Jochabed belonged to the tribe of Levi, one of the sons of Jacob and Leah. She was married to Amram, who was a grandson of Levi, via his son Kohath. We are told in Exodus 6v20 that she was the sister of Amram’s father, which would make him her nephew. It doesn’t seem right to our modern sensibilities for marriage between such close relatives, but this is also the time of the Pharaohs who intermarried rather a lot. For example, Tutankhamun married his half-sister Ankhesenamun perhaps in about 1332 BC. According to Rabbinical Judaism, Moses might have been born about 1391 BC.
Jochabed, then, belonged to one of the tribes of Israel. She was a Jewish woman belonging to the people who worshipped the One God, whilst living in Egypt, under the rule of the Pharoahs. As we read last time, (see Shiprah and Puah), Pharoah was not impressed by the increasing Jewish population and kept trying to think of ways to reduce them. His attempt at ordering the killing of baby boys at birth was thwarted by the brave midwives, so he ordered that new born Israelite baby boys should be thrown in the River Nile.
That is the background then to the story of Jochabed. The account in Exodus focuses on that family when she gave birth to her third child, having already a boy Aaron and a girl Miriam. For three months their beautiful baby boy was kept hidden. This must have been a nerve-racking time for the family, but eventually she decided to do something. Perhaps his older sister, aged eight or so was keen to be involved in the plan that the mother thought up. Jochabed “made a basket out of papyrus leaves and coated it with bitumen and pitch.”
The basket was then concealed in the reeds at the edge of the river Nile and his sister kept watch to see what would happen. What happened was that the daughter of Pharaoh and her attendants came to bathe. Pharoah’s daughter (another nameless woman in the Bible), saw the basket and sent her attendants to bring her the basket. When she opened it, she found a crying, but clearly Hebrew boy and she felt sorry for him. At that point Miriam popped out of her hiding place and offered to go and find a Hebrew woman to nurse the baby.

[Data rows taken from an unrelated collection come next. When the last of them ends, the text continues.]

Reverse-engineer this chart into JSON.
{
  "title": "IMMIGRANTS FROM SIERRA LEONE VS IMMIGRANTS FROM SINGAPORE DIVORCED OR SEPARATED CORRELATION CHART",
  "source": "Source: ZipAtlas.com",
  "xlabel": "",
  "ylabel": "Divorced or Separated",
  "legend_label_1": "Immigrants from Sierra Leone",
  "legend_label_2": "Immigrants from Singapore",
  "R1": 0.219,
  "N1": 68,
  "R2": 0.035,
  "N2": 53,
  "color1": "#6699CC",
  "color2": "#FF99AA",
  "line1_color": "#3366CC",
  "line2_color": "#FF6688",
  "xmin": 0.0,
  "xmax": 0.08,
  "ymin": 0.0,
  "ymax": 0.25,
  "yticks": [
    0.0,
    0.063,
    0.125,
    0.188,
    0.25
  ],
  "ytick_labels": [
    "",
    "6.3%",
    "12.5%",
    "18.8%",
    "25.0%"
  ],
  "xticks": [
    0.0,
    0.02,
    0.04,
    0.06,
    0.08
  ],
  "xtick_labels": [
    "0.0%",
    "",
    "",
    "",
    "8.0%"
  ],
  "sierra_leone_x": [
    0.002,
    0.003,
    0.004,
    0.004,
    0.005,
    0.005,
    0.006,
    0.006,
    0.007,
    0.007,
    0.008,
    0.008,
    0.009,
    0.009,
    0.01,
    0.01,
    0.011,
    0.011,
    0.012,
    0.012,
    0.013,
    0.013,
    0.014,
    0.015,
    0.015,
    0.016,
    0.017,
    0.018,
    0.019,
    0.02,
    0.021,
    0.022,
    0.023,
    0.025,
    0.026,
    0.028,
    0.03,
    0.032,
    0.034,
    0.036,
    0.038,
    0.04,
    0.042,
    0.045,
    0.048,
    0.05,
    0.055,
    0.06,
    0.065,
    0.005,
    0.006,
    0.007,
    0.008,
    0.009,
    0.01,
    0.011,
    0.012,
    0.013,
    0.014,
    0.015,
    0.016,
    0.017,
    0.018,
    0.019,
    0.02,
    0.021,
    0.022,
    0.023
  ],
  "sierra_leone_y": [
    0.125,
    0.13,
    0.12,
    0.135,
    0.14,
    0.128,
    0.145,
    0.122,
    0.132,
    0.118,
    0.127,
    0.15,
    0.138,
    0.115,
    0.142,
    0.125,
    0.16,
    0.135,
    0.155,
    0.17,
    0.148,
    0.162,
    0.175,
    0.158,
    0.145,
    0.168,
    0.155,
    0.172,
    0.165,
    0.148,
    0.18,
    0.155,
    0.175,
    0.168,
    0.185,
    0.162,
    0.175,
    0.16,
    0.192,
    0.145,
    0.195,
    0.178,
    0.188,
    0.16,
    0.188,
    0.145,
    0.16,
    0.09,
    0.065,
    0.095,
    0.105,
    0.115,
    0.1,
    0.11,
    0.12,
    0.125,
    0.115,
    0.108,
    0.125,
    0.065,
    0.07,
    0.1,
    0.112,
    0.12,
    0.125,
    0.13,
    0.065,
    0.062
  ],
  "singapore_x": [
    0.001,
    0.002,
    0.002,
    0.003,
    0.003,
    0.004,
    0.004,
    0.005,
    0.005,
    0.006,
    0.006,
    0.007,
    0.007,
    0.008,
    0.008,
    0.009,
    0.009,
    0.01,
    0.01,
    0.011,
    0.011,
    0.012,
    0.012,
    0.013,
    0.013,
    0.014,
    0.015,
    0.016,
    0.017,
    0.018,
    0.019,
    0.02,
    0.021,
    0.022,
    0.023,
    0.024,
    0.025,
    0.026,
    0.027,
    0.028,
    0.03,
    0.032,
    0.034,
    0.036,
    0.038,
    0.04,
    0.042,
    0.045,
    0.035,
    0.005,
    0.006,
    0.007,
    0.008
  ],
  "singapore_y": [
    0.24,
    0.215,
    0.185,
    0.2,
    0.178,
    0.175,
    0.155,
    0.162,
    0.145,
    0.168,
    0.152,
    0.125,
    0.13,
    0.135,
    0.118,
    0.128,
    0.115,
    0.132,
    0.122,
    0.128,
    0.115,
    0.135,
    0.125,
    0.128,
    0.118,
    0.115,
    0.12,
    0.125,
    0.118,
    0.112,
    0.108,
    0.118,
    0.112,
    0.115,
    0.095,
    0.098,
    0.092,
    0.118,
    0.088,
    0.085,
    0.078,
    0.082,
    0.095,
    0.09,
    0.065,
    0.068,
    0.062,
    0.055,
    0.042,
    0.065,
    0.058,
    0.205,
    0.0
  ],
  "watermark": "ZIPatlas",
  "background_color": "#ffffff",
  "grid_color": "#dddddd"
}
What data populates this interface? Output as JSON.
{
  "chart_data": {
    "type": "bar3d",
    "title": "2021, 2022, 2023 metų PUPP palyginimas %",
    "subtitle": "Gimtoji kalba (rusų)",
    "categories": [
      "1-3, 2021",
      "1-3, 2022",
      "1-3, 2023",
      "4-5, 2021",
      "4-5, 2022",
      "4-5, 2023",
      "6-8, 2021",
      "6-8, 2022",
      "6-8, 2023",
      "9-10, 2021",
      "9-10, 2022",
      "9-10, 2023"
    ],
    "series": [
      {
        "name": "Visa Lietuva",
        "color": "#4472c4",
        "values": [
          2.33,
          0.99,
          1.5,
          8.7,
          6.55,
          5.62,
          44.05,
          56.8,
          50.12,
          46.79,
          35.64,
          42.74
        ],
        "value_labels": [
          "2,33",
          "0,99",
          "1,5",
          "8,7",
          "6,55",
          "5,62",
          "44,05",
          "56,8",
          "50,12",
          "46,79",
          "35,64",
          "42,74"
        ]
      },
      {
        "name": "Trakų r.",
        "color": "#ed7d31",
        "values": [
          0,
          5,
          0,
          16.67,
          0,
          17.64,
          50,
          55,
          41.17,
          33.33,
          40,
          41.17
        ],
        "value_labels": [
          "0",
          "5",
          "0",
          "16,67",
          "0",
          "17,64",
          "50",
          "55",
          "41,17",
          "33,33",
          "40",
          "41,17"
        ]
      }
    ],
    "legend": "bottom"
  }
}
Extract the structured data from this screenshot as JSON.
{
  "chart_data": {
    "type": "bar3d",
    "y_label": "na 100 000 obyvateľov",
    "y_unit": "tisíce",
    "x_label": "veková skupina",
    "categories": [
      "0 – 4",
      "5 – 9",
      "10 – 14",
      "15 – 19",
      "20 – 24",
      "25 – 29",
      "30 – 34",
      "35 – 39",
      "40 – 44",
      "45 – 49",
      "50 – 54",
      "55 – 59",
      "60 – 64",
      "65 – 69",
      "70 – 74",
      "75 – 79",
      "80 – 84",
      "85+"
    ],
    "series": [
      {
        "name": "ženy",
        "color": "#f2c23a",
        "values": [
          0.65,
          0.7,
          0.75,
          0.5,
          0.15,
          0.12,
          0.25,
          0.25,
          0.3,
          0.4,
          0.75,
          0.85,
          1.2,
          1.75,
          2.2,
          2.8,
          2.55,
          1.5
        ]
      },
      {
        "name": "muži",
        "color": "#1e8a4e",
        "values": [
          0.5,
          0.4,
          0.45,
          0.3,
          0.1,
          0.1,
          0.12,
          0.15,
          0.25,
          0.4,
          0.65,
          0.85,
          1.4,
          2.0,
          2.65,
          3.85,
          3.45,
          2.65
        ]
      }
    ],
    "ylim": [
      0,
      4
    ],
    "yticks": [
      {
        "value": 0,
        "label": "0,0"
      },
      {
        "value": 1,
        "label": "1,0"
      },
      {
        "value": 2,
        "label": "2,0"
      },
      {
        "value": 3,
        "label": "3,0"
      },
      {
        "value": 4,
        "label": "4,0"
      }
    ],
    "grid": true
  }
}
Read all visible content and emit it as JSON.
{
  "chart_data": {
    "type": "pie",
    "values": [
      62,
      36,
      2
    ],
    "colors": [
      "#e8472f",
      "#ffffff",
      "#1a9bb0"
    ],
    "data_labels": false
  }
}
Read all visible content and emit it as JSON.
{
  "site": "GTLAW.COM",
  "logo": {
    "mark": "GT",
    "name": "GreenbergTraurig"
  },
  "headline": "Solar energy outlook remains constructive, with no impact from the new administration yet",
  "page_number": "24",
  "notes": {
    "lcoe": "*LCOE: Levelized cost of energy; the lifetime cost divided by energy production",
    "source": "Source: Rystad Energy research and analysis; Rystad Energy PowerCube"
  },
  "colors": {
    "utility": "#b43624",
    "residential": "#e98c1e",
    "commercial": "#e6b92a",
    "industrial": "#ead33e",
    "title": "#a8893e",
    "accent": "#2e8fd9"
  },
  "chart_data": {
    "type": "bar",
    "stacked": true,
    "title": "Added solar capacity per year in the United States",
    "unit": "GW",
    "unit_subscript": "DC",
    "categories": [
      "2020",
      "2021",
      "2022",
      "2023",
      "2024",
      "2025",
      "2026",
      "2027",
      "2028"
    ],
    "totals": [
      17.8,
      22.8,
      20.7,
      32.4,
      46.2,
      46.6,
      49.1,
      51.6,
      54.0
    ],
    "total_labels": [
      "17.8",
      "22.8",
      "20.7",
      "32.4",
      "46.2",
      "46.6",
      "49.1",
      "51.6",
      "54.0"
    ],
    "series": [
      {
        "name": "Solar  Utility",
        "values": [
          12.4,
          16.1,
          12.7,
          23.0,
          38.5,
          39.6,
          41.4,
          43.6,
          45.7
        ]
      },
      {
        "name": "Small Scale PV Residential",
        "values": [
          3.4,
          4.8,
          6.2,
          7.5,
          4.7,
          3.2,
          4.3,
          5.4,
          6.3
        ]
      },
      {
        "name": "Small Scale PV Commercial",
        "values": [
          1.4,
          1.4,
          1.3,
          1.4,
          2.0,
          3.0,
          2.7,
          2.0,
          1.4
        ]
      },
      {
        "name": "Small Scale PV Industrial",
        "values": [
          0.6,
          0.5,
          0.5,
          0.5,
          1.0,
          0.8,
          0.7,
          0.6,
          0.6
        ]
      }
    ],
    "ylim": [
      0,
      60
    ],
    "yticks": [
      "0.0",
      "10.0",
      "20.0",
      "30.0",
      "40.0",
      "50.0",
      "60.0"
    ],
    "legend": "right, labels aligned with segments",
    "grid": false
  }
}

Let us consider then what all this might tell us – Jochebed and family lived near the River Nile. She must have known, I think, that she was leaving her precious baby somewhere where there was a good chance that he would be found. She must have observed that the spot where she chose to leave the baby was near a place where Pharaoh’s daughter and perhaps other highborn Egyptian ladies regularly bathed. She then relied on the inquisitiveness and compassion of the woman who would find the baby to rescue her baby. Finally she set her daughter, a willing accomplice, presumably, to keep watch.
She and her daughter must have thought about what would happen if the baby was found because the first thing Miriam suggests is perhaps she can find a Hebrew woman to nurse the baby and then runs home and fetches her mother, thus ensuring that the baby’s formative years would be under the care of his mother.
What a clever and sensible plan under the circumstances!

Solomon, Simeon, 1840-1905. Mother of Moses, from Art in the Christian Tradition, a project of the Vanderbilt Divinity Library, Nashville, TN. http://diglib.library.vanderbilt.edu/act-imagelink.pl?RC=57539
Miriam went home and fetched her mother and brought her to Pharaoh’s daughter – an inference that this was a random Hebrew woman who Miriam found to wet-nurse the infant. Knowledge would have been dangerous perhaps. Pharaoh’s daughter paid Jochabed to nurse the baby until he was weaned (or thereabouts). Then he was brought back to Pharoah’s daughter, who adopted him as her son and named him Moses “for I have drawn him out of the water.”
In a time of difficulty for the Jewish people, slaves in Egypt, this was a very successful outcome – not least because the baby grew to manhood and became the great leader of his people. The co-operation (knowing or unknowing) of the women around him in his infancy ensured this. We don’t hear Jochabed or Miriam speak but even so we sense the unrecorded words that were spoken between them which ultimately ensured the safety of their beautiful boy seemingly sent off unprotected in his “Moses” basket into the Nile.